Pour ces pays-là, ce n’est pas étonnant, considérant qu’une carrière scientifique peut être vue comme une façon de sortir de la pauvreté. Mais comment expliquer qu’à l’autre extrémité de l’échelle, l’intérêt pour les sciences soit systématiquement aussi bas? Et y a-t-il quelque chose à faire?

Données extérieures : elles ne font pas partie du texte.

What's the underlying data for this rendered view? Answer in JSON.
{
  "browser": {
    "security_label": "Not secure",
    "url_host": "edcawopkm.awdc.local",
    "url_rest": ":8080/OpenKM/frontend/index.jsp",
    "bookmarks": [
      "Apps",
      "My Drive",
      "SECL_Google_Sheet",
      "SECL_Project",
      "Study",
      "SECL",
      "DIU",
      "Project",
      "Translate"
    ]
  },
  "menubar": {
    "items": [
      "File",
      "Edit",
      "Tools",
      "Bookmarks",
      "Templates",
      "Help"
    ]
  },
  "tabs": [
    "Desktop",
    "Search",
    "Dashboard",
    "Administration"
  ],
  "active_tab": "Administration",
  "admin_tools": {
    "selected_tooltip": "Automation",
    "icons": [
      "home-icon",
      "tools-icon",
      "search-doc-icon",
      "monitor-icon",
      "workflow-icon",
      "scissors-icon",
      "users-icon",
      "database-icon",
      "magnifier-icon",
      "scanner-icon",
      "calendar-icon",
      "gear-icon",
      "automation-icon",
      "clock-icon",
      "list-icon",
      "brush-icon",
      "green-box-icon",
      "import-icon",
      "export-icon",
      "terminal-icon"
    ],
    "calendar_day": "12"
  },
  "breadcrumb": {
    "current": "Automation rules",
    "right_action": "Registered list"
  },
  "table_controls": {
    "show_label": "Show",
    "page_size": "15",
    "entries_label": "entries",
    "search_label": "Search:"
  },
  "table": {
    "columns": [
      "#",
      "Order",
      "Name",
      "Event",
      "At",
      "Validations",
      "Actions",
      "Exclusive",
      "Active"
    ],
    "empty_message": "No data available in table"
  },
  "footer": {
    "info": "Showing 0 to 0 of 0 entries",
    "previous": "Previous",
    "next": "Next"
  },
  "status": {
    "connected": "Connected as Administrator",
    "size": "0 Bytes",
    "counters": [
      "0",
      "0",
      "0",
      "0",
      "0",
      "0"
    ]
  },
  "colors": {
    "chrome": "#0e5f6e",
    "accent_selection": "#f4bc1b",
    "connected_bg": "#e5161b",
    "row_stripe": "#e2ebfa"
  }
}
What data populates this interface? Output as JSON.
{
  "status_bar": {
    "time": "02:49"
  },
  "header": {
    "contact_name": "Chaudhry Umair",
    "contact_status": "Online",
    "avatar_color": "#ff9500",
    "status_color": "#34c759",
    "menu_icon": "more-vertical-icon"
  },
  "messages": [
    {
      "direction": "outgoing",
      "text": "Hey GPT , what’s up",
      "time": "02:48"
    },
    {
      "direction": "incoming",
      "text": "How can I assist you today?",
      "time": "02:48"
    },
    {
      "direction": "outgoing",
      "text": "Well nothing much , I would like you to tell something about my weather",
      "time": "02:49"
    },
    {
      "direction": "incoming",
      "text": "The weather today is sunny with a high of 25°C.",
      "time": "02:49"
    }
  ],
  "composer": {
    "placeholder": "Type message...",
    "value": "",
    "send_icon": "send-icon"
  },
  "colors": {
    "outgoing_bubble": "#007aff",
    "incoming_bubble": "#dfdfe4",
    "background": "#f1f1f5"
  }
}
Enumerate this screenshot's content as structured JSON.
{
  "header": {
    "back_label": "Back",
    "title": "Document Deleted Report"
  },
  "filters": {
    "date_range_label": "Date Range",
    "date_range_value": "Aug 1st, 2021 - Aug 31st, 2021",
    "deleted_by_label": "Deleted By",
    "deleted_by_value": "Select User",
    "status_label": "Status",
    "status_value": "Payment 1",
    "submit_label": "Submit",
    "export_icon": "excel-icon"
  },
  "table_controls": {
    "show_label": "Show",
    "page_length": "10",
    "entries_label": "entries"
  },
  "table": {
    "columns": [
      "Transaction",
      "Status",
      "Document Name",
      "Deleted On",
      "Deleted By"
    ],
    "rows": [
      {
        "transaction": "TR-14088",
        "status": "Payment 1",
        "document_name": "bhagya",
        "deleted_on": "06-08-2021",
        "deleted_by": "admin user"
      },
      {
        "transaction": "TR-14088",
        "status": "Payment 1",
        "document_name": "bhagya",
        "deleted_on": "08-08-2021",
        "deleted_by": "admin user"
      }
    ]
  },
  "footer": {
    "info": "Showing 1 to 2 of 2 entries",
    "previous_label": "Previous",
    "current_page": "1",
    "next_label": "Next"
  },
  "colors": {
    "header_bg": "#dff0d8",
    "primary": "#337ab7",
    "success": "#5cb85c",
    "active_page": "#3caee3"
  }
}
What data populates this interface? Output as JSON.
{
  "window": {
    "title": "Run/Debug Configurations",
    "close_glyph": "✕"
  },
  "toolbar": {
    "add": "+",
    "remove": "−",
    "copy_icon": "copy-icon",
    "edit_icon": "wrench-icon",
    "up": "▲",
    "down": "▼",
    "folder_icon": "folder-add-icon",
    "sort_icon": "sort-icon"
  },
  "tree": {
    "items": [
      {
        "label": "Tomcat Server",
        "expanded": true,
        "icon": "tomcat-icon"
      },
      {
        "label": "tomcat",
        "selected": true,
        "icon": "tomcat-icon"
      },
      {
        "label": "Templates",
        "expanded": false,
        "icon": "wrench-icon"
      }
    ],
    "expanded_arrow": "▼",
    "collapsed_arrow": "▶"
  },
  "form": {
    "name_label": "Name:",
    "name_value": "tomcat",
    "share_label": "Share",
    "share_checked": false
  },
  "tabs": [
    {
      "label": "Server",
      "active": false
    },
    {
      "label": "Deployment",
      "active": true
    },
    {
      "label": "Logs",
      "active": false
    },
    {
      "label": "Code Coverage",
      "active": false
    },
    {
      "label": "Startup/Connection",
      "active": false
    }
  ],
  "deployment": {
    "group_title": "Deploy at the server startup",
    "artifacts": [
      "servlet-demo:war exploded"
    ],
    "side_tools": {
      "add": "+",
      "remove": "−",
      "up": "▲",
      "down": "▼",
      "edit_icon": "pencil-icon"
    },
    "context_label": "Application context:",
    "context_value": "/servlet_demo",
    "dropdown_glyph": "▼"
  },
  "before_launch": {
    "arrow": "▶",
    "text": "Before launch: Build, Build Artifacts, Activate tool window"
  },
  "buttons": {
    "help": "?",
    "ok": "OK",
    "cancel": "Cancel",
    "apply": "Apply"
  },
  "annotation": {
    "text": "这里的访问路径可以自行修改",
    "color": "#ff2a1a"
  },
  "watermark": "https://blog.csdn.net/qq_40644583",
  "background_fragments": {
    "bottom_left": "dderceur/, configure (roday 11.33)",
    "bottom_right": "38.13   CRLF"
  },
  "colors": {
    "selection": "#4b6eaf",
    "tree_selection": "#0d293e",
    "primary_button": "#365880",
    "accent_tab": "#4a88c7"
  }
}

L’étude, qui porte sur des dizaines de milliers d’enfants, est coordonnée par Camilla Schreiner et Svein Sjoberg, de l’Université d’Oslo, en Norvège. Elle n’est certes pas la première à pointer du doigt que quelque chose ne tourne pas rond dans l’enseignement des sciences. Depuis des décennies, bien des chercheurs occidentaux, comme le Britannique Michael Reiss qui en parle dans le New Scientist, ont constaté que « les enfants de 11 ans qui arrivent à l’école secondaire sont intéressés à étudier les sciences, et enthousisasmés par la perspective de travaux pratiques dans des laboratoires excitants... Mais malheureusement, la majorité auront trouvé les cours de science ennuyants et inutiles. »
Pas assez ancrés dans l’actualité, pas assez d’espace pour des débats, pas assez de choix... Ce sont les critiques qu’on entend dans à peu près tous les pays. Sans compter la pire de toutes : la science, c’est pour les gens plus intelligents que moi.
Parmi les solutions envisagées : - sortir la science des salles de cours - encourager l’apprentissage par d’autres canaux comme les musées et leurs salles pour les jeunes - voir la science comme une façon de résoudre des problèmes plutôt qu’un savoir à apprendre par coeur - commencer par quelque chose qui suscite l’intérêt des jeunes, comme de simuler la gestion d’une réserve naturelle ou choisir l’emplacement d’une usine de produits chimiques...
Ça nécessiterait, bien sûr, une réécriture majeure des programmes. Sûrement pas le genre de résolution du Nouvel An qui pourrait prendre effet en 2008. Mais un premier pas, qui sait...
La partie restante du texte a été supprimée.